L’intelligenza artificiale manca di spirito critico: se istruita sulla base di informazioni errate, non contesterà l’inesattezza della fonte sulla base della quale, ad esempio, viene richiesto di formulare una sintesi. O meglio, lo farà, ma solo ed esclusivamente laddove ciò venga precisato e siano disponibili altre fonti da porre a confronto. Anche in tal caso, si limiterà ad evidenziare le discordanze, ma non potrà criticamente discernere la fonte corretta da quella errata.
Sotto il profilo creativo ed espositivo occorre rilevare che l’intelligenza artificiale, per quanto possa apprendere anche uno stile ed imitarlo, mai avrà quelle caratteristiche uniche che fanno sì che un contributo originale venga riconosciuto, senza che sia nemmeno necessario leggere la firma dell’autore.
Sono questi gli aspetti che occorre prendere in considerazione quando ci si avvicina alla IA, ovvero l’aver piena consapevolezza del fatto che non ci si sta affatto rapportando con una mente superiore, in grado di fornire risposte sempre affidabili e espresse nel miglior modo possibile.
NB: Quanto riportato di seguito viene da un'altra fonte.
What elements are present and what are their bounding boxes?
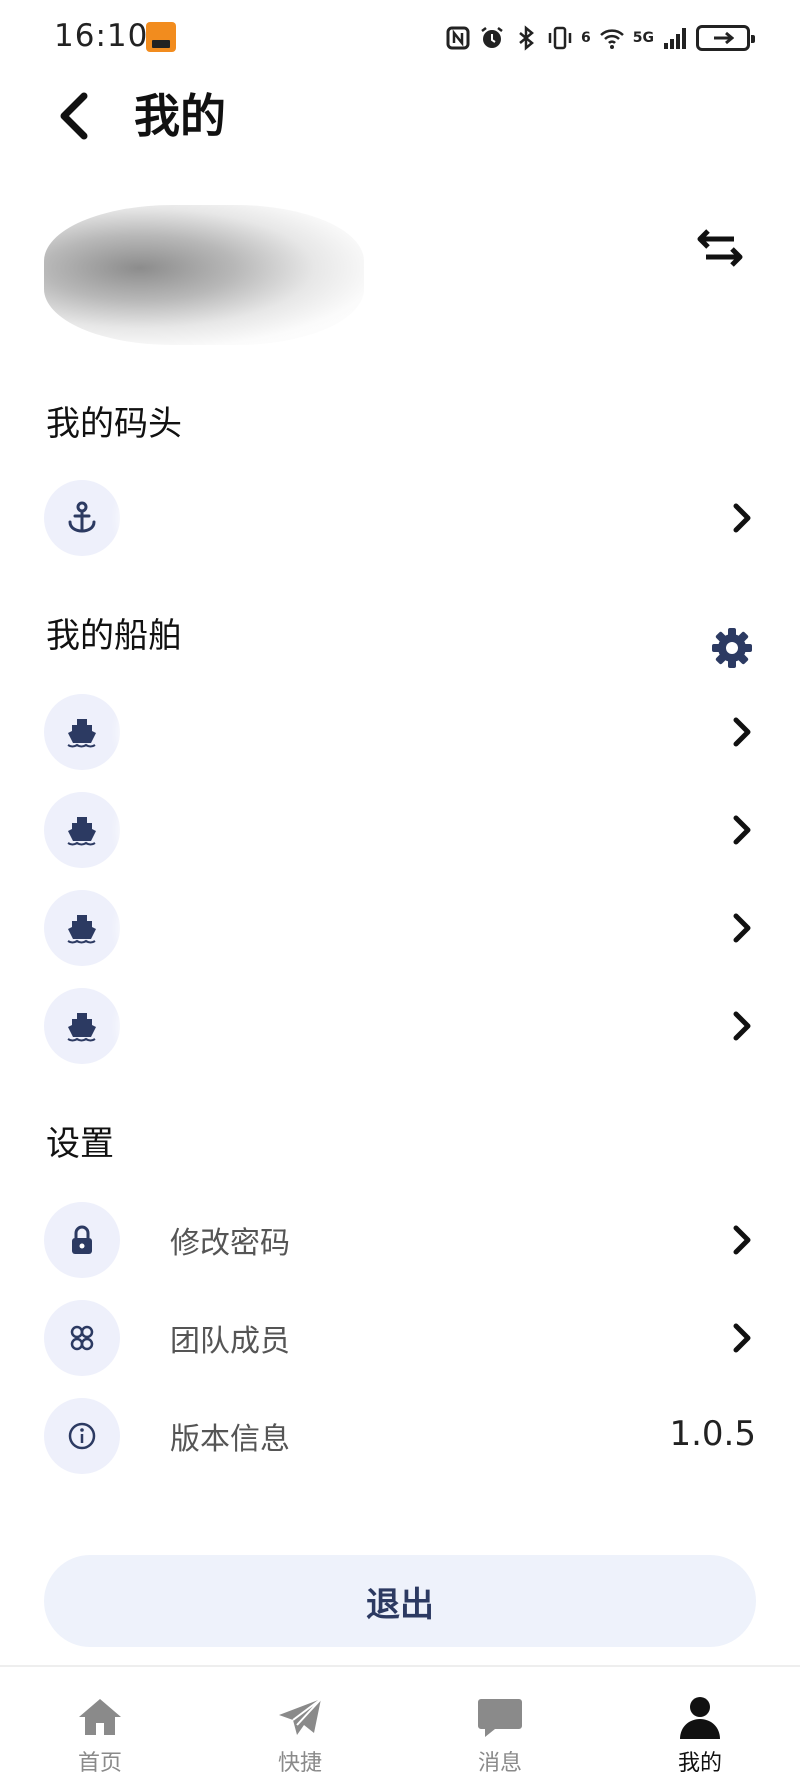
redacted-dock-name xyxy=(120,478,420,558)
ship-icon-circle xyxy=(44,694,120,770)
nav-item-home[interactable]: 首页 xyxy=(0,1667,200,1778)
ship-icon xyxy=(67,719,96,748)
ship-icon-circle xyxy=(44,792,120,868)
bottom-nav: 首页 快捷 消息 我的 xyxy=(0,1665,800,1778)
ship-row[interactable] xyxy=(44,888,756,968)
version-info-label: 版本信息 xyxy=(170,1422,290,1457)
chevron-left-icon xyxy=(60,92,88,140)
ship-icon xyxy=(67,1013,96,1042)
vibrate-icon xyxy=(548,26,572,50)
signal-icon xyxy=(664,28,686,49)
home-icon xyxy=(79,1699,121,1735)
nav-item-shortcuts[interactable]: 快捷 xyxy=(200,1667,400,1778)
app-notification-icon xyxy=(146,22,176,52)
nfc-icon xyxy=(446,26,470,50)
status-bar: 16:10 6 5G xyxy=(0,0,800,76)
nav-label: 我的 xyxy=(677,1751,722,1776)
chevron-right-icon xyxy=(733,1225,751,1255)
redacted-ship-name xyxy=(120,986,320,1066)
dock-icon-circle xyxy=(44,480,120,556)
alarm-icon xyxy=(481,27,503,48)
section-title-ships: 我的船舶 xyxy=(46,616,182,656)
status-icons: 6 5G xyxy=(445,20,755,56)
header: 我的 xyxy=(0,76,800,156)
version-info-row[interactable]: 版本信息 1.0.5 xyxy=(44,1396,756,1476)
bluetooth-icon xyxy=(519,25,534,51)
team-icon xyxy=(70,1325,94,1351)
ship-icon xyxy=(67,817,96,846)
team-icon-circle xyxy=(44,1300,120,1376)
status-time: 16:10 xyxy=(54,18,149,54)
nav-item-messages[interactable]: 消息 xyxy=(400,1667,600,1778)
lock-icon-circle xyxy=(44,1202,120,1278)
gear-icon xyxy=(712,628,752,668)
redacted-ship-name xyxy=(120,790,320,870)
ship-row[interactable] xyxy=(44,790,756,870)
team-members-label: 团队成员 xyxy=(170,1324,290,1359)
change-password-row[interactable]: 修改密码 xyxy=(44,1200,756,1280)
person-icon xyxy=(680,1697,720,1739)
dock-row[interactable] xyxy=(44,478,756,558)
nav-label: 消息 xyxy=(477,1751,522,1776)
team-members-row[interactable]: 团队成员 xyxy=(44,1298,756,1378)
info-icon xyxy=(68,1422,96,1450)
anchor-icon xyxy=(68,501,96,533)
version-value: 1.0.5 xyxy=(669,1414,756,1454)
lock-icon xyxy=(72,1225,92,1254)
swap-arrows-icon xyxy=(697,229,743,267)
nav-label: 快捷 xyxy=(277,1751,322,1776)
network-type: 5G xyxy=(632,30,654,46)
nav-label: 首页 xyxy=(77,1751,122,1776)
redacted-ship-name xyxy=(120,692,420,772)
switch-account-button[interactable] xyxy=(690,225,750,275)
logout-button[interactable]: 退出 xyxy=(44,1555,756,1647)
nav-item-me[interactable]: 我的 xyxy=(600,1667,800,1778)
info-icon-circle xyxy=(44,1398,120,1474)
section-title-dock: 我的码头 xyxy=(46,404,182,444)
back-button[interactable] xyxy=(50,86,100,146)
change-password-label: 修改密码 xyxy=(170,1226,290,1261)
avatar[interactable] xyxy=(44,205,364,345)
ship-icon-circle xyxy=(44,890,120,966)
battery-icon xyxy=(696,25,755,51)
chevron-right-icon xyxy=(733,503,751,533)
ship-row[interactable] xyxy=(44,986,756,1066)
section-title-settings: 设置 xyxy=(46,1124,114,1164)
message-icon xyxy=(478,1699,522,1737)
paper-plane-icon xyxy=(279,1698,322,1735)
redacted-ship-name xyxy=(120,888,320,968)
chevron-right-icon xyxy=(733,913,751,943)
wifi-icon xyxy=(599,29,624,49)
wifi-badge: 6 xyxy=(581,30,591,46)
page-title: 我的 xyxy=(134,89,226,143)
ship-row[interactable] xyxy=(44,692,756,772)
ship-icon-circle xyxy=(44,988,120,1064)
ships-settings-button[interactable] xyxy=(710,626,754,670)
chevron-right-icon xyxy=(733,1323,751,1353)
ship-icon xyxy=(67,915,96,944)
chevron-right-icon xyxy=(733,815,751,845)
chevron-right-icon xyxy=(733,717,751,747)
chevron-right-icon xyxy=(733,1011,751,1041)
Ci si sta, invero, rapportando con una “mente” la cui conoscenza si basa su fonti non sempre affidabili, oppure, talora, non sempre comprensibili. Un semplice e banale test potrà probabilmente far meglio comprendere il concetto, peraltro avvicinando queste considerazioni generiche al mondo che meglio siamo abituati a conoscere: provate a “dare in pasto” alla IA un testo tecnico, ad esempio una risposta ad interpello in ambito fiscale, richiedendone la sintesi, e già avrete la percezione di quanto un linguaggio che risulti essere appena fuori da quello ordinario possa mandare in crisi la comprensione del testo. Il risultato sarà, quando va bene, piatto e banale; nella peggiore delle ipotesi, anche sostanzialmente errato.
Piatto e banale, come piatti e banali risultano, oramai, troppi contributi “pubblicistici”, quasi tutti strutturati in maniera identica, sostanzialmente recanti, anch’essi, una “firma” che non necessita di lettura: la firma del “copia, incolla, rielabora con ChatGPT”. Medesime considerazioni valgono per le immagini generate dalla IA, riconoscibili al primo sguardo per tratto, colore e quel senso di già visto, tali da renderle quasi trasparenti alla vista e, come tali, assolutamente inutili.
Si proceda quindi con interesse nell’incontro con la IA, ma senza cedere di un passo sul piano del confronto, senza mai delegare il proprio pensiero e la propria personalità, a costo di essere definiti obsoleti, se non ottusi.
Il punto è che la frase magica “Bisogna saper scrivere bene i prompt” non è un mantra, da ripetere mattina e sera, con costanza e fede, affinché l’IA ci illumini la via. È semplicemente un nuovo tecnicismo che dobbiamo apprendere per semplificarci, dove possibile e ragionevole, la quotidianità, senza dimenticare mai che anche il concetto più banale (ammesso che davvero ne esista uno) merita studio, attenzione, verifica e cura, se non vogliamo precipitare, come già stiamo precipitando, in un universo ancora più sciatto ed omologato.